The police department announced in a Facebook post this week that one of the city’s new Flock license plate readers on Flock cameras used by the city alerted officers to a vehicle that was entered into the national crime computer as being stolen from Youngstown.

Police Chief Jay Holland spotted the stolen vehicle downtown and pulled it over along Robbins Ave.

The chief arrested 40-year-old Harold W. Michaels of Youngstown on a charge of receiving stolen property.

 

Harold Michaels

One day before, a Flock license plate reader camera alerted officers to a vehicle that was entered stolen into the national crime computer from Detroit.

Police pulled the car over at Warren and Sayers Avenues.

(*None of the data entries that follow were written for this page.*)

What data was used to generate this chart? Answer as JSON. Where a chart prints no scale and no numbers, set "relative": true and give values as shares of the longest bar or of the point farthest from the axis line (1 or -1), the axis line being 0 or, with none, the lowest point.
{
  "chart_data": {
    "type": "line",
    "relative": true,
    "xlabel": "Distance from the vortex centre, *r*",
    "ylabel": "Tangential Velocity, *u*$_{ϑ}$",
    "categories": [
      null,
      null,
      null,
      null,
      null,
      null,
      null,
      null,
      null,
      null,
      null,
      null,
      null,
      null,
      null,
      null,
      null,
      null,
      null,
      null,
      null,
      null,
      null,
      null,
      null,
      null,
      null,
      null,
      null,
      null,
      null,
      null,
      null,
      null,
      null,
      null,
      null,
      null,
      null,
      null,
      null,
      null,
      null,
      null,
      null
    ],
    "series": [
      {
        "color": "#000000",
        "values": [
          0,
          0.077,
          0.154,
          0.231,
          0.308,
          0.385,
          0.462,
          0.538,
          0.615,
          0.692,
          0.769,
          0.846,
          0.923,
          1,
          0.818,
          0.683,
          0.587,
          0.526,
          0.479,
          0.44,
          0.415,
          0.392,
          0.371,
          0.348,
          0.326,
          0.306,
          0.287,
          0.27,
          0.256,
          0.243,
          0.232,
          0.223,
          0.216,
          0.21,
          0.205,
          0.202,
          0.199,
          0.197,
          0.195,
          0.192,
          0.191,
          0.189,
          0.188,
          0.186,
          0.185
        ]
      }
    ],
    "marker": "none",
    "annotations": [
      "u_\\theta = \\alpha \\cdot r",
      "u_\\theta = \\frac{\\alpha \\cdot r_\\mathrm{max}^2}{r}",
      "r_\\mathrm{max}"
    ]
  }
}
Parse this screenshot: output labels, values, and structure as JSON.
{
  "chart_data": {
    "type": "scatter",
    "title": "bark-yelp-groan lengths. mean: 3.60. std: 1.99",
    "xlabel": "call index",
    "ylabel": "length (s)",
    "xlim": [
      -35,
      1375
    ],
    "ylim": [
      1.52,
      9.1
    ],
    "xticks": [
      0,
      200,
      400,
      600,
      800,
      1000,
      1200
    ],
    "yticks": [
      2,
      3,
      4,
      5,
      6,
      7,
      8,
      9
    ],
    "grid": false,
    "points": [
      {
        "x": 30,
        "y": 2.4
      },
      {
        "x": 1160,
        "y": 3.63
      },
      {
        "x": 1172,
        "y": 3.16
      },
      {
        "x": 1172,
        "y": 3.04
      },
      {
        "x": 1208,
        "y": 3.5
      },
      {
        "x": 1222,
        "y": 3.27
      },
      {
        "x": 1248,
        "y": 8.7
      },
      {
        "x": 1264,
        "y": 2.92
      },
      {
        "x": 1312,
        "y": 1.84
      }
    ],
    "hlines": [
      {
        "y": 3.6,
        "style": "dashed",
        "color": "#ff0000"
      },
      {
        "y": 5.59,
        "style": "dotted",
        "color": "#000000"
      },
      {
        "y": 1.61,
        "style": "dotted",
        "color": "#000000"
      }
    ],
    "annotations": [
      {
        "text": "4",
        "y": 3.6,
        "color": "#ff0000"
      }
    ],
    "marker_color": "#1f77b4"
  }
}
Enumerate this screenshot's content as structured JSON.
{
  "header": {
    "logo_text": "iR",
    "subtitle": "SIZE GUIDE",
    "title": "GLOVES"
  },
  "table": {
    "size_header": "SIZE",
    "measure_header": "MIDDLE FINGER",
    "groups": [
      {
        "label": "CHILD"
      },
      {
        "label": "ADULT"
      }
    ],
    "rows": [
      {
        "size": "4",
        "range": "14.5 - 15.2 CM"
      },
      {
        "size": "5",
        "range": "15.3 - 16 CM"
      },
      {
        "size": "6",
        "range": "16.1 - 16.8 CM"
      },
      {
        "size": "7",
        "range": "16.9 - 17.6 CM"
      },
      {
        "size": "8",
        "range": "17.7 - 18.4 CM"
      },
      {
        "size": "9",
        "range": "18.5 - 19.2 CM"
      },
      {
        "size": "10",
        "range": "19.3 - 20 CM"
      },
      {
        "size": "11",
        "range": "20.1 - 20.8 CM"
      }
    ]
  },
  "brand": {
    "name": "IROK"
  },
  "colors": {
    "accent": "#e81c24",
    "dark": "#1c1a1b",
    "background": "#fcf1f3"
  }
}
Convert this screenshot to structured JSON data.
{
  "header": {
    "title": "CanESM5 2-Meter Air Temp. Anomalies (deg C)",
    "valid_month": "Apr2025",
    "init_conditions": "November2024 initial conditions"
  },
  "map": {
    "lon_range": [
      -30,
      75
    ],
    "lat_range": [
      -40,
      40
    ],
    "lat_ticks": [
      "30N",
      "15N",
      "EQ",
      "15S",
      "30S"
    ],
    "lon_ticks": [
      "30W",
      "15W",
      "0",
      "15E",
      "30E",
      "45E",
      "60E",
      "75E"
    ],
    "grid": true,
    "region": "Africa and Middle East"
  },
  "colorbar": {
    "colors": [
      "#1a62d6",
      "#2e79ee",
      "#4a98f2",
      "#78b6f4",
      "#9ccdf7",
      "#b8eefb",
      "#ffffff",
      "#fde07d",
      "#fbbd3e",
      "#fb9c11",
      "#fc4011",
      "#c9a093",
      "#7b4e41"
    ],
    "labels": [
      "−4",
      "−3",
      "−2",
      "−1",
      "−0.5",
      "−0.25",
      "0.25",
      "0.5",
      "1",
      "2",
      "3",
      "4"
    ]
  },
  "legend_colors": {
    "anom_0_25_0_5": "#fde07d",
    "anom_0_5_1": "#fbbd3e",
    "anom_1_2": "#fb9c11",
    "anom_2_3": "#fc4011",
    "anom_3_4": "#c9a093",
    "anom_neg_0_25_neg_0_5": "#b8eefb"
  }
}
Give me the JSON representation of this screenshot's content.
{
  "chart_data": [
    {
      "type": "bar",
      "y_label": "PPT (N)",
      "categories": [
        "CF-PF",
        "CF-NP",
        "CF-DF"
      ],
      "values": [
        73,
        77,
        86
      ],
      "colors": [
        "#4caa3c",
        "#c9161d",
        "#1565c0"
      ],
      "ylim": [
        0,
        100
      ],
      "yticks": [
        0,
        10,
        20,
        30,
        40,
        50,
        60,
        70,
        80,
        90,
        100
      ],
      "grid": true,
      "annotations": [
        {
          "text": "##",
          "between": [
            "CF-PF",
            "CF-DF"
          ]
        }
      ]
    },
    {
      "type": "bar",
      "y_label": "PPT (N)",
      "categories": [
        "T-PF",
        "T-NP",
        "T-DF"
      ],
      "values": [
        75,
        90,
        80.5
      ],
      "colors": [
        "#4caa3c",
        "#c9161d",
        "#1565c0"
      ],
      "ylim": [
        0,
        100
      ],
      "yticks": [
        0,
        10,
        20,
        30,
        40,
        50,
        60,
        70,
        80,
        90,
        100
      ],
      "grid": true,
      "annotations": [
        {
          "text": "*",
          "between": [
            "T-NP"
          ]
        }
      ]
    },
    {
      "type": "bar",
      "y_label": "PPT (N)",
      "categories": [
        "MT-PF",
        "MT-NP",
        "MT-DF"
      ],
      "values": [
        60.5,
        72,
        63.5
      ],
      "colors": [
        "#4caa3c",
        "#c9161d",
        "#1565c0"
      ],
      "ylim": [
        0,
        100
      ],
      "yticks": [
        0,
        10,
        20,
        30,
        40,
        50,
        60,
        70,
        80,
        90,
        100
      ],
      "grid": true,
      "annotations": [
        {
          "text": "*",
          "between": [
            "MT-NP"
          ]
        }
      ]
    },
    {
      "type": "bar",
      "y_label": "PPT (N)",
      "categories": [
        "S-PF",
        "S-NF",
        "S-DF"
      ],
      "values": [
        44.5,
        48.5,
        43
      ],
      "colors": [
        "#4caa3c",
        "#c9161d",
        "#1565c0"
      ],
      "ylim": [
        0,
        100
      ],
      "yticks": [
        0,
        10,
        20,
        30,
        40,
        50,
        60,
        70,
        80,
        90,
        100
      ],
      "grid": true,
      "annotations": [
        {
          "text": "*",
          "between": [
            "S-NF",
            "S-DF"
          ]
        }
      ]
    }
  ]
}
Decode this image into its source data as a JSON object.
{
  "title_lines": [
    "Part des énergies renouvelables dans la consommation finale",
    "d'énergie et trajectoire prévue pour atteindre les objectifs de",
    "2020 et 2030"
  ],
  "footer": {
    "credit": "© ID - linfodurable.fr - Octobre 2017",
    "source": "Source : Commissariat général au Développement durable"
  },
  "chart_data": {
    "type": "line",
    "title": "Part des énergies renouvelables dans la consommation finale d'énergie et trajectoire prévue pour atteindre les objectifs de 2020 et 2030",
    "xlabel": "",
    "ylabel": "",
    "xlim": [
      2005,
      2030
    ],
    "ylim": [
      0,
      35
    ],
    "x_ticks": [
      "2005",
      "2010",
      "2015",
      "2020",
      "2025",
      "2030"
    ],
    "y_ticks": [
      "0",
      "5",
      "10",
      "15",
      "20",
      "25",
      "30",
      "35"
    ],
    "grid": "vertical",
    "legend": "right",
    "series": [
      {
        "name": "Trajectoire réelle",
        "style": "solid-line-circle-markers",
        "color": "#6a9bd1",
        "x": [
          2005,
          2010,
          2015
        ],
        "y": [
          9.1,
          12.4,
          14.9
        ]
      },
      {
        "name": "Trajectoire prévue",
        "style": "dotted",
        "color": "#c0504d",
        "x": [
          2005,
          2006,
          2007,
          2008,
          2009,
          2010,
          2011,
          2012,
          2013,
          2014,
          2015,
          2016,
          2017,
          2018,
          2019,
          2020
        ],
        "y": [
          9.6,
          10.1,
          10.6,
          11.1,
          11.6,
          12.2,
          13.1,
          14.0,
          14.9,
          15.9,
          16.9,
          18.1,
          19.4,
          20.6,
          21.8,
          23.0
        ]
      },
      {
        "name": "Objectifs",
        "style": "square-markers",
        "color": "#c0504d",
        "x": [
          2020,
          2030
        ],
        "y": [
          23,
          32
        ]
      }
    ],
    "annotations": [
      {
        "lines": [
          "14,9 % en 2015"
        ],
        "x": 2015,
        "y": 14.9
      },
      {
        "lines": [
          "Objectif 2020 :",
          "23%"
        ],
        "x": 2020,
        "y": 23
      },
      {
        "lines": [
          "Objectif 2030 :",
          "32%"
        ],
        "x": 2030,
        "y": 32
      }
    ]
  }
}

Parris Jaray Daniels, 23 of Youngstown was booked into the Trumbull County Jail on a charge of receiving stolen property.

 

 

Parris Daniels

 The Facebook post says that the Flock cameras “have more than proved their worth in the short time they have been operational.”

Niles Police Captain John Marshall says the department is happy to have the cameras, solving several cases with relative ease because of the ability to have that information at hand.

Niles City Council is buying a camera that will be installed at the Niles Greenway Bike Path trailhead located along Church Street off East State Street.

Canfield also uses the Flock camera system, and the City of Youngstown is thinking about getting the cameras.

Each camera costs $2,500 per year, $2,850 per camera the first year.  Installation, including poles for the camera, and software are all included.